Мы остановились у тихо звенящего камыша. Ивченко, поняв мою немую просьбу, начал рассказывать. Теперь он говорил медленно, точно отрывал от памяти что-то нетронутое, спрессовавшееся под тяжестью лет.

* * *

Ледяной январский ветер обжигал лицо, от холода коченели руки. У стены сарая, выходившей в сад, стоял невысокого роста щуплый семнадцатилетний паренек. На нем была изорванная рубашка. По разбитому лицу тонкими струйками стекала кровь.

Рядом прохаживались два рослых гитлеровца. Полицейский с перекошенным от злости лицом кричал:

— Зачем ты в прошлое воскресенье ездил в лес? Где спрятал оружие?

Паренек молчал. Гитлеровец вскинул карабин и выстрелил. Пуля с шипением ударилась в бревно сарая чуть выше головы.

— Будешь говорить, мерзавец?

Молчание. И снова выстрел.

Юноша приподнял голову и с тревогой посмотрел в сторону. К сараю, еле держась на ногах, подходил отец. Упав на колени, он стал умолять гитлеровцев не убивать сына.

— Отец! — закричал дрожащим голосом юноша. — Встань! Сейчас же встань!

— Ванечка, сынок мой родной, да как же это…

Слова оборвал подскочивший к старику гитлеровец. Он с остервенением начал избивать ногами лежавшего на снегу седого человека.

Иван рванулся на помощь, но полицейский сильно ударил его прикладом по голове. Теряя сознание, он упал рядом с отцом…

Когда стемнело, соседи перенесли избитых Ивченковых в дом. Только на третьи сутки Иван пришел в сознание. Над кроватью, низко склонив голову, сидела слепая мать. Марфа Леоновна материнским инстинктом почувствовала возвращение сына к жизни.

— Сыночек, родной, наконец ты очнулся.

— Мама! А где отец?

— Нет больше у тебя отца, — зарыдала мать. — Сгубили его побоями нехристи проклятые. Вчера соседи похоронили…

Отец и сын знали, где оружие, сами помогали спрятать его. Как-то в один из дней в Матусове неожиданно появились трое неизвестных мужчин. Зашли в избу Ивченковых, стоявшую на окраине деревни. Сказали, что они командиры Красной Армии, предъявили документы. Их приютили, обогрели, накормили. Разве мог поступить иначе сельский активист, один из сыновей которого тоже был на фронте? Когда командиры узнали, что у Ивченковых имеются лошадь и сани, они попросили помочь им перевезти боеприпасы, спрятать их в надежном месте. И хотя это было рискованно, повсюду рыскали гитлеровцы, Наум Михайлович снарядил в лес Ивана.

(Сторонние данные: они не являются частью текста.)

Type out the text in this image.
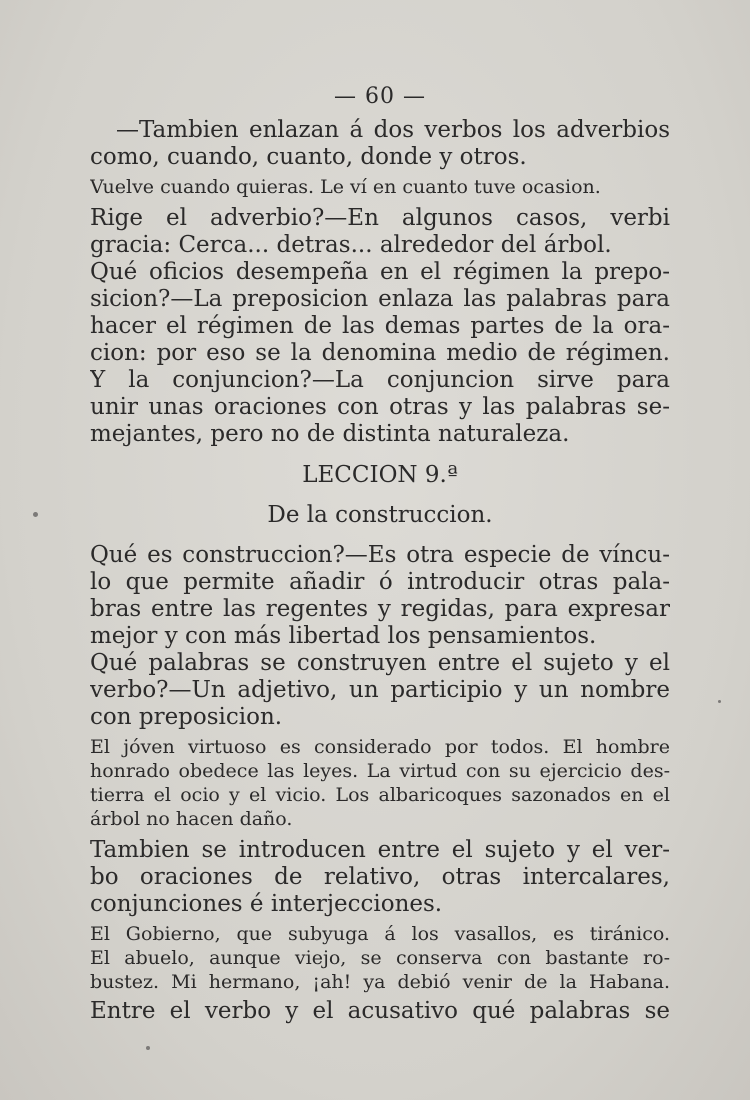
— 60 —
—Tambien enlazan á dos verbos los adverbios
como, cuando, cuanto, donde y otros.
Vuelve cuando quieras. Le ví en cuanto tuve ocasion.
Rige el adverbio?—En algunos casos, verbi
gracia: Cerca... detras... alrededor del árbol.
Qué oficios desempeña en el régimen la prepo-
sicion?—La preposicion enlaza las palabras para
hacer el régimen de las demas partes de la ora-
cion: por eso se la denomina medio de régimen.
Y la conjuncion?—La conjuncion sirve para
unir unas oraciones con otras y las palabras se-
mejantes, pero no de distinta naturaleza.
LECCION 9.ª
De la construccion.
Qué es construccion?—Es otra especie de víncu-
lo que permite añadir ó introducir otras pala-
bras entre las regentes y regidas, para expresar
mejor y con más libertad los pensamientos.
Qué palabras se construyen entre el sujeto y el
verbo?—Un adjetivo, un participio y un nombre
con preposicion.
El jóven virtuoso es considerado por todos. El hombre
honrado obedece las leyes. La virtud con su ejercicio des-
tierra el ocio y el vicio. Los albaricoques sazonados en el
árbol no hacen daño.
Tambien se introducen entre el sujeto y el ver-
bo oraciones de relativo, otras intercalares,
conjunciones é interjecciones.
El Gobierno, que subyuga á los vasallos, es tiránico.
El abuelo, aunque viejo, se conserva con bastante ro-
bustez. Mi hermano, ¡ah! ya debió venir de la Habana.
Entre el verbo y el acusativo qué palabras se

Целый день лохматая заиндевевшая лошаденка перевозила ящики с боеприпасами и оружием на новое место, оборудованное в глухой чаще леса. Ящики сложили в ровики и тщательно замаскировали. Иван возвратился из леса домой поздно ночью. В санях под хворостом лежал подаренный командирами карабин. Бережно завернув подарок в мешковину, он зарыл его в землю под крыльцом.

Кто-то из фашистских соглядатаев, видимо, заметил ночной приезд младшего Ивченкова.

…Больше недели провалялся в постели Иван. Не успели зарубцеваться раны от жестокого избиения, как в дом явился полицейский.

— Выжил-таки, — с наглой усмешкой прохрипел он. — А ну, собирайся, приказано доставить тебя в немецкую комендатуру в Идрицу.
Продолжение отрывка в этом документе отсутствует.